Or I could present an old rusted doorway in B&W

I saw, though, a range of subtle color that just delighted my eye. 

Interestingly, Evans himself took up color and in the 1960s made a series of color photographs of old buildings. His materials were not as good as we have now and the color never completely satisfied him. 

Walker Evans 1960

There have been some truly impressive color photographs made by such artists as William Eggleston, Eliot Porter or Ernst Haas. They forced me to reconsider the esthetics of color.

To say nothing of the melancholy and beautiful streets of Edward Hopper. 

So, I drive through the streets of Reidsville on a December morning and see so many absolutely beautiful wrecks. Because it is cold, and because I am old and my hams have gone weak, I aimed my camera through the opened side-window of my car and made my series. 

There were times I parked and got out of the car, but mostly, I made the window-height camera a part of the esthetic — or I’m just lazy. 

I drove down Market Street and up the other side of the tracks, then crossed back by Harrison, Gilmer, Settle and Williams streets. There was beauty everywhere. 

The question of whether what I have made is art no longer interests me. There was a time I wanted to be an artist, but now my emphasis in not at all on how I am seen or judged by others, but rather the direct fact of making stuff. It matters little what it is called. 

The photographs are my way of engaging with the world, reminding myself to see it and see it whole, not just the sunsets and mountainscapes, but the sagging doorways, too, and the cracks in pavement. The way the clouds gray-up and dull the shadows till they flatten completely. The roundness of an orange, the spatter of mud on my tires, the layers of paint on my back porch. 
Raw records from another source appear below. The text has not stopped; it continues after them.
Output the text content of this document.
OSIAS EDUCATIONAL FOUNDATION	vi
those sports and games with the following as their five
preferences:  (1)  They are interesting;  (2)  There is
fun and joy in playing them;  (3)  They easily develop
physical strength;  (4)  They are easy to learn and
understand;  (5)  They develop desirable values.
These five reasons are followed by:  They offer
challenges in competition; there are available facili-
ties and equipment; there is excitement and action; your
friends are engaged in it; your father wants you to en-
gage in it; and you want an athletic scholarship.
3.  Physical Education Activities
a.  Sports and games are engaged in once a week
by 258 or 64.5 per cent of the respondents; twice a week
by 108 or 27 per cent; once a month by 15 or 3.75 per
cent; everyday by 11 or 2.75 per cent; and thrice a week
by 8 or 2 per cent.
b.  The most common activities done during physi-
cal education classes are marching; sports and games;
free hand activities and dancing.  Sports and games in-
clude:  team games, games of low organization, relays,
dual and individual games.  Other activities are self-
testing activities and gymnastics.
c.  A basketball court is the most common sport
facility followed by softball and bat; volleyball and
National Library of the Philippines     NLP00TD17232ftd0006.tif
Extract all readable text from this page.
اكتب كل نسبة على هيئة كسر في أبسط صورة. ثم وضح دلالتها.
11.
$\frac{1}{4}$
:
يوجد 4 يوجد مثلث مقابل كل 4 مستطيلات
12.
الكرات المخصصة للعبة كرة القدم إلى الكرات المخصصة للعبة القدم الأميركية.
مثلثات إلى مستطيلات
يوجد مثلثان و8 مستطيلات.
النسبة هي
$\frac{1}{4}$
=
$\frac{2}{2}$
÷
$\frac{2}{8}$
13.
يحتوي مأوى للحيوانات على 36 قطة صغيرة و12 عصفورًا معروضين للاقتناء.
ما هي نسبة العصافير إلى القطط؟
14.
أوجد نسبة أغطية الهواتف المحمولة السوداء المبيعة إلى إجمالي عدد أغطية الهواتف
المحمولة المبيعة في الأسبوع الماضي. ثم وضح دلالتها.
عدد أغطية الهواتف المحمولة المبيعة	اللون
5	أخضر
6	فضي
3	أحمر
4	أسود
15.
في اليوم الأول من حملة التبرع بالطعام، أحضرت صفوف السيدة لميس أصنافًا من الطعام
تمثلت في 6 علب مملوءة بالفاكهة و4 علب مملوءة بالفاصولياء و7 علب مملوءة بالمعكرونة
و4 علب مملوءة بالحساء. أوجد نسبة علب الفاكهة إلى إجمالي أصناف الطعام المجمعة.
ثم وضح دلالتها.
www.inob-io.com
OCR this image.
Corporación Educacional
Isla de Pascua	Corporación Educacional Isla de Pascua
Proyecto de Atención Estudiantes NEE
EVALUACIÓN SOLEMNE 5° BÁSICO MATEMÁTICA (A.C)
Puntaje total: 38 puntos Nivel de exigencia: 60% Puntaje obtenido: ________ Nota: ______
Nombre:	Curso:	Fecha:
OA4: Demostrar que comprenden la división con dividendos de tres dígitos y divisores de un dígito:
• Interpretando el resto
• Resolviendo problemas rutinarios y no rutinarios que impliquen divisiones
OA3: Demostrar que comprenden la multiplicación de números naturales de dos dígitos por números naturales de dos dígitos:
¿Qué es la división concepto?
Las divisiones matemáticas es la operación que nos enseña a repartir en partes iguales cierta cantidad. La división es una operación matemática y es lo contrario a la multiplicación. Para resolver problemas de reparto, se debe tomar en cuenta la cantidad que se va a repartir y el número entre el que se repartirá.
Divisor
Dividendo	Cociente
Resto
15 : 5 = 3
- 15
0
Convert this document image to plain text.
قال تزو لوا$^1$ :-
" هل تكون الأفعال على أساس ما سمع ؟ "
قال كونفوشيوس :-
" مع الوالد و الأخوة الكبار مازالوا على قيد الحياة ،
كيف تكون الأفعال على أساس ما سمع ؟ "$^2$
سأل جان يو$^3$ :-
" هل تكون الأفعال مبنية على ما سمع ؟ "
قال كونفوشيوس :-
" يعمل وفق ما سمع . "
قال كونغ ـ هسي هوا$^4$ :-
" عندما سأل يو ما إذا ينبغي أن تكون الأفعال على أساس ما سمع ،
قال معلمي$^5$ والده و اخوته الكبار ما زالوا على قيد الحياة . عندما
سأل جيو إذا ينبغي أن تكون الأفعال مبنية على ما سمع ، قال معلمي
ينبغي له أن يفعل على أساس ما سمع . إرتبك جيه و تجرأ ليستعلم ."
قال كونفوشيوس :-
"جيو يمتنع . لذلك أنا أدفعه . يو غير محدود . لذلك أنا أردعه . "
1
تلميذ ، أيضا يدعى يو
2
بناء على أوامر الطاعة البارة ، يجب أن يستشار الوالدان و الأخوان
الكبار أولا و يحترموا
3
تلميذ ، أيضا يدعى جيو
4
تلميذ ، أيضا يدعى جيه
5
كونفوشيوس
I now consider this engagement far more important than the artifacts that results, however much fun it is to share them. 

I have talked with my brother about this, who is an artist — a real one, with sales and exhibitions — and he rather laughed. “What do you think an artist is? A vocation? Something you go to trade school for, like plumbing or accountancy?” 

The urge, the need to make things, he said, the fact that you do it makes you an artist, whether you think of yourself that way or not. Being an artist is not so lofty a title; it is simply something one does. 

And so, I drive up and down streets looking at the world that amazes me, and I find color and shape and texture; shadow and highlight; past and present; banality and transcendence.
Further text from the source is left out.